Section 500.09(a) states that the “Risk Assessment shall be updated as reasonably necessary to address changes to the Covered Entity’s Information Systems, Nonpublic Information or business operations.” Furthermore, Section 500.08(b) states that the institution’s application security “procedures, guidelines and standards shall be periodically reviewed, assessed and updated as necessary by the CISO (or a qualified designee) of the Covered Entity.” As such, when Covered Entities are acquiring or merging with a new company, they will need to do a factual analysis of how these regulatory requirements apply to that particular acquisition. Some important considerations include, but are not limited to, what business the acquired company engages in; the target company’s risk for cybersecurity, including its availability of PII; the safety and soundness of the Covered Entity; and the integration of data systems. The Department emphasizes that Covered Entities need to have a serious due diligence process, and cybersecurity should be a priority when considering any new acquisitions.

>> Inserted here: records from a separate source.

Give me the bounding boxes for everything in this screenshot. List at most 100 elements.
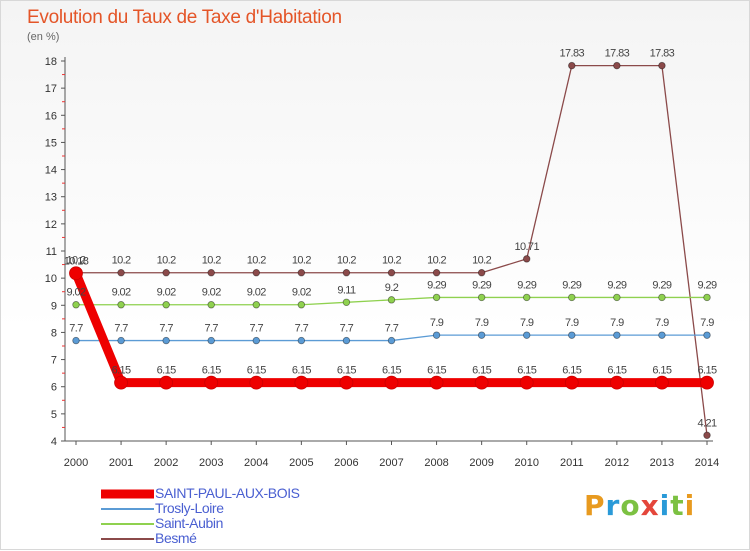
data-point <box>204 375 219 390</box>
data-label: 9.29 <box>517 279 536 291</box>
legend-label: Saint-Aubin <box>155 515 223 531</box>
data-point <box>658 331 666 339</box>
data-point <box>117 269 125 277</box>
y-tick-label: 5 <box>51 409 57 421</box>
legend-label: Besmé <box>155 530 197 546</box>
x-tick-label: 2003 <box>199 457 223 469</box>
legend-swatch <box>101 537 154 540</box>
y-tick-label: 15 <box>45 137 57 149</box>
data-point <box>432 293 441 302</box>
x-tick-label: 2009 <box>469 457 493 469</box>
data-label: 10.2 <box>112 255 131 267</box>
data-point <box>162 269 170 277</box>
data-point <box>384 375 399 390</box>
data-label: 7.7 <box>204 323 218 335</box>
y-tick-label: 11 <box>46 246 57 258</box>
data-label: 7.9 <box>520 317 534 329</box>
data-point <box>613 293 621 302</box>
y-tick-label: 18 <box>45 56 57 68</box>
data-point <box>613 331 621 339</box>
data-point <box>658 61 666 70</box>
proxiti-logo: Proxiti <box>584 489 695 522</box>
data-label: 10.2 <box>337 255 356 267</box>
y-tick-label: 12 <box>45 219 57 231</box>
chart-title: Evolution du Taux de Taxe d'Habitation <box>27 7 342 28</box>
data-label: 7.7 <box>69 323 83 335</box>
data-point <box>613 61 621 70</box>
y-tick-label: 10 <box>45 273 57 285</box>
data-label: 7.9 <box>700 317 714 329</box>
data-point <box>159 375 174 390</box>
data-label: 9.02 <box>157 287 176 299</box>
data-point <box>207 269 215 277</box>
data-point <box>523 331 531 339</box>
data-point <box>477 293 486 302</box>
data-label: 7.9 <box>610 317 624 329</box>
data-label: 7.7 <box>250 323 264 335</box>
data-point <box>519 375 534 390</box>
logo-letter: i <box>659 489 671 522</box>
data-label: 10.2 <box>202 255 221 267</box>
data-label: 7.9 <box>655 317 669 329</box>
data-point <box>387 336 396 345</box>
data-label: 9.29 <box>562 279 581 291</box>
x-tick-label: 2006 <box>334 457 358 469</box>
data-point <box>429 375 444 390</box>
legend-swatch <box>101 507 154 510</box>
data-label: 10.2 <box>66 255 85 267</box>
y-tick-label: 6 <box>51 382 57 394</box>
data-point <box>162 336 170 345</box>
data-label: 9.11 <box>337 284 356 296</box>
data-label: 7.9 <box>430 317 444 329</box>
data-point <box>432 269 441 277</box>
data-point <box>297 301 306 309</box>
data-label: 17.83 <box>605 48 630 60</box>
data-label: 9.29 <box>652 279 671 291</box>
data-label: 9.02 <box>66 287 85 299</box>
data-label: 6.15 <box>202 365 221 377</box>
data-point <box>700 375 714 390</box>
data-point <box>387 269 396 277</box>
logo-letter: i <box>684 489 696 522</box>
data-point <box>72 336 80 345</box>
data-point <box>114 375 128 390</box>
x-tick-label: 2008 <box>424 457 448 469</box>
y-tick-label: 4 <box>51 436 57 448</box>
data-label: 10.2 <box>247 255 266 267</box>
logo-letter: r <box>605 489 621 522</box>
data-label: 17.83 <box>650 48 675 60</box>
data-label: 7.7 <box>340 323 354 335</box>
data-label: 10.2 <box>292 255 311 267</box>
data-label: 10.2 <box>157 255 176 267</box>
y-tick-label: 9 <box>51 300 57 312</box>
data-label: 6.15 <box>382 365 401 377</box>
data-point <box>655 375 669 390</box>
data-point <box>432 331 441 339</box>
x-tick-label: 2012 <box>605 457 629 469</box>
data-point <box>249 375 264 390</box>
y-tick-label: 17 <box>45 83 57 95</box>
data-label: 6.15 <box>562 365 581 377</box>
data-point <box>207 336 215 345</box>
data-point <box>658 293 666 302</box>
data-point <box>568 293 576 302</box>
data-point <box>252 336 260 345</box>
x-tick-label: 2005 <box>289 457 313 469</box>
data-point <box>474 375 489 390</box>
data-label: 7.7 <box>159 323 173 335</box>
data-label: 9.29 <box>427 279 446 291</box>
data-point <box>342 269 351 277</box>
logo-letter: o <box>620 489 641 522</box>
data-label: 6.15 <box>517 365 536 377</box>
data-label: 6.15 <box>472 365 491 377</box>
data-label: 6.15 <box>607 365 626 377</box>
data-label: 9.29 <box>472 279 491 291</box>
data-point <box>117 336 125 345</box>
data-label: 6.15 <box>697 365 716 377</box>
data-point <box>523 255 531 263</box>
x-tick-label: 2010 <box>514 457 538 469</box>
y-tick-label: 14 <box>45 165 57 177</box>
data-point <box>117 301 125 309</box>
logo-letter: t <box>670 489 685 522</box>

- Are HMOs and CCRCs Covered Entities?
Yes. Both HMOs and CCRCs are Covered Entities. Pursuant to the Public Health Law, HMOs must receive authorization and prior approval of the forms they use and the rates they charge for comprehensive health insurance in New York. The Public Health Law subjects HMOs to DFS authority by making provisions of the Insurance Law applicable to them. CCRCs are required by Insurance Law Section 1119 to have contracts and rates reviewed and authorized by the DFS. The Public Health Law also subjects HMOs and CCRCs to the examination authority of the Department. As this authorization is fundamental to the ability to conduct their businesses, HMOs and CCRCs are Covered Entities because they are “operating under or required to operate under” DFS authorizations pursuant to the Insurance Law. Moreover, since these entities have sensitive, private data, their compliance with cybersecurity protection is necessary.